Episteme Komunisme
Mengenali komunisme jika meliriknya ke PKI pasti kesannya adalah seram, sadis, dan kejam. PKI sebagai partai sekaligus gerbongnya orang-orang komunis dalam rentang kesejarahannya tidak jauh tindakannya dari subversif dan pertentangan sosial, karena secara epistemologis komunisme ditopang oleh dua aliran pemikiran Marxisme dan Leninisme, satu elaborasi yang kuat sebagai doktrin sekaligus manifesto perjuangan kelas. Meski dinilai secara filosofis memang utopis, namun ini selalu dipaksakan sebagai perwujudan dari perjuangan menumbangkan borjuasi dalam sistem kapitalisme yang terlalu menindas dan menghisap kaum proletar (kaum buruh dan orang-orang miskin tanpa alat produksi).
Pencetus konsepsi komunisme bukan Karl Marx sendiri atau Vlademir Lenin seorang, namun berawal dari pergumulannya Marx dengan Engels, satu dari kawan dekatnya Marx yang seorang industrialis.

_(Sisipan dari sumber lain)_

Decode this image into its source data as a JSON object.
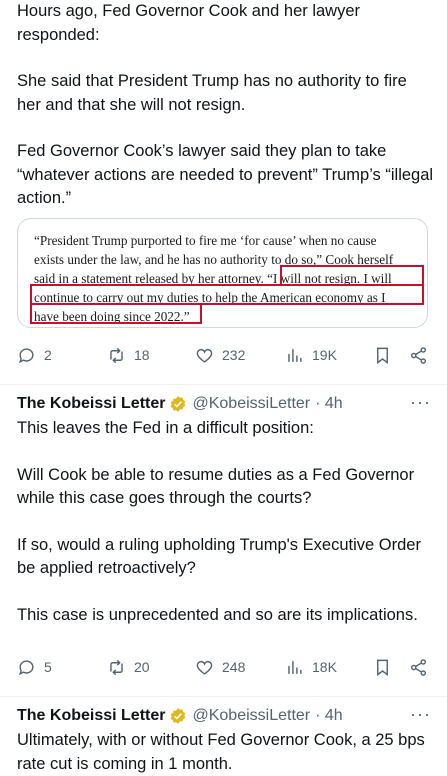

Marx tertarik dengan tulisan Engels dalam Die Lage der Arbitenden Klassen in England hingga mengantarkan pemahaman Marx atas kelas buruh industri (proletariat). Ini menjadi pijakan Marx dalam mengurai kelas sosial yang sudah lama diidentifikasi oleh August Comte sebagai pertentangan kelas, kemudian dikuatkan oleh pemikiran Ludwig Feuerbach agar tidak harus mengubah pandangan agama manusia, melainkan kritik dunia. Dengan kritik dunia mampu mengubah dunia dalam struktur-struktur kekuasaan karena itu maka perlu adanya revolusi, dan yang melakukan revolusi adalah kelas buruh.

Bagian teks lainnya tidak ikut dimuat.